La veille, en 127, Gadry a laborieusement composé sur le sujet de Français, avec un intermède sanitaire (pour cause de petite hémorragie nasale) pendant laquelle j'ai visé son brouillon, d'un œil furtif. Une liste de mots. Mais trop souvent le nez en l'air, à rêvasser, quand le couperet tombe : "L'épreuve est terminée. Vous êtes priés d'apporter votre copie au bureau !", sa rédaction ne fait qu'un maigre paragraphe. Déjà Mr le Principal circule dans les rangs de la salle désertée pour disposer des copies vierges ! J'interpelle mon élève, désolé pour lui. "Gadry, tu ne peux pas attendre les vingt dernières minutes de l'épreuve, regarder les autres courir vers la ligne d'arrivée, pour te mettre enfin à composer... Tu te concentres avant et, dès que le coup d'envoi est donné, il faut foncer !" Sans la ponctualité de la tortue ni la célérité du lièvre, Gadry se rêve, mais ne s'en donne guère les moyens. Pourvu que la leçon soit intégrée...

Revigorée par la pause qui a suivi l'épreuve d'Histoire-Géographie-EMC, Estelle prend ses aises. Depuis le fond de la salle, et sa hauteur filiforme, elle veille, chef en son domaine, avec plus de coquetterie qu'Abraracourcix. Dans son dos, sur la table temporairement stockée là, sa palette de fard à paupières. Sa réputation la précédant, quand elle ne se signale pas elle-même à grands renforts d'accès d'exubérance, je suis dubitative et amusée. Dérisoire objet de réconfort, qui questionne sur le sens de sa scolarité. Sur son pupitre de collégienne, en posture de future candidate au DNB, du gloss, un grand paquet de chips et des bonbons chimiques. Au pied de la table, pour se désaltérer, elle a presque l'effronterie d'avoir choisi une simple bouteille d'eau sans le raffinement de taurine synthétique ou autres substances non moins nocives.

Un peu affligée qu'Estelle mette sa confiance dans un encas aux qualités nutritionnelles certifiées, qui plus est avec haute teneur en additifs chimiques pour choyer son cerveau grandement sollicité, j'immortalise cette vision.


Ne me faites pas croire que l'égalité des chances ne commence pas dans l'assiette. Ne nous voilons pas la face non plus : une barre de céréales, des fruits secs et un jus de fruits, c'est ringard parce que ça fait intello de première ! Quand il s'agit d'expliciter l'organisation de l'examen, leur première question, c'est : "Est-ce qu'on aura le droit de manger ?". Il faut alors prendre les précautions d'usage, pour nous éviter qu'ils apportent un kebab embaumant toute la salle d'examen ou prévenir qu'un soda trop secoué peut ruiner leur copie d'examen. 

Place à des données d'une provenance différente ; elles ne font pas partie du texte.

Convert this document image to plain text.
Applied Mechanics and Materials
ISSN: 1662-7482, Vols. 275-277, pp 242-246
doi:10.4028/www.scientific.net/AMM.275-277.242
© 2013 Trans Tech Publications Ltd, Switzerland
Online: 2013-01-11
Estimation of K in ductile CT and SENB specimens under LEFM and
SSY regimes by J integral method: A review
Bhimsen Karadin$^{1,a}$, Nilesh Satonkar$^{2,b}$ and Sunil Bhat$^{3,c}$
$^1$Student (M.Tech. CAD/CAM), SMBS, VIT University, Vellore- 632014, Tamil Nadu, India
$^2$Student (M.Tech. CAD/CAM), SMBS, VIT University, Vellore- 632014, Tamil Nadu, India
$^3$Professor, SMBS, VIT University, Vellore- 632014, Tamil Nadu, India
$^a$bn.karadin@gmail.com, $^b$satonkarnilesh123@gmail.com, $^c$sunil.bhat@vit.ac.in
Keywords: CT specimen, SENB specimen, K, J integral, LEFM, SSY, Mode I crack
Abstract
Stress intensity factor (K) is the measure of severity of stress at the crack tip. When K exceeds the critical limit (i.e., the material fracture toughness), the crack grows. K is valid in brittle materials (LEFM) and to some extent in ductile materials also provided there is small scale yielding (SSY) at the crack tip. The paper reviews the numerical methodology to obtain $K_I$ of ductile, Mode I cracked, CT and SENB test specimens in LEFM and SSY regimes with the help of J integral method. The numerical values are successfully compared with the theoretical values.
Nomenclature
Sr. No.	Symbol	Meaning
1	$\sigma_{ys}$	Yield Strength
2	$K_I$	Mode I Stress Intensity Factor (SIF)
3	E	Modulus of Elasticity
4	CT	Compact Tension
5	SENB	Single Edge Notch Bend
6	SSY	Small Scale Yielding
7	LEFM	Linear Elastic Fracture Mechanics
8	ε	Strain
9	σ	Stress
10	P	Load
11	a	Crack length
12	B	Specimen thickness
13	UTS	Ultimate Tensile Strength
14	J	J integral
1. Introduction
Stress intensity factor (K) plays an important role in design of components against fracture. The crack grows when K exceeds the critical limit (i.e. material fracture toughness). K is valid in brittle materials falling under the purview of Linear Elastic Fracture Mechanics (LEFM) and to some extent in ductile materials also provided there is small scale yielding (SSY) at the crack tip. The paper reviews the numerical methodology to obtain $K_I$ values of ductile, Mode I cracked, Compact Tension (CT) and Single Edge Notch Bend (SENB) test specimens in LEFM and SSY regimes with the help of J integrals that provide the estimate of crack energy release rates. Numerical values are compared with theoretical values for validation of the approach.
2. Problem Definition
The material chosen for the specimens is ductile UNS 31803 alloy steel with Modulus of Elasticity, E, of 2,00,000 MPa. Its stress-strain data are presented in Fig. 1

Deux minutes que mon cliché est posté sur IG, mon Gadry qui "aime ma publication" ! A une heure où il devrait lui-même composé ?! Suspect. Immédiatement, je textote aux autorités compétentes, avec preuves à l'appui : "Je prends en photo ce avec quoi Estelle compte reprendre des forces, je publie sur insta, et Gadry qui est censé être en examen - donc, sans téléphone - like ma photo sur le RS pendant l'épreuve... Quelque chose m'échappe." La réponse ne tarde pas : "Il est absent..." Evidemment.

L'honneur est sauf. Encore. Au lieu d'être pris en flagrant délit, Gadry est réfugié chez lui. Il a déclaré forfait.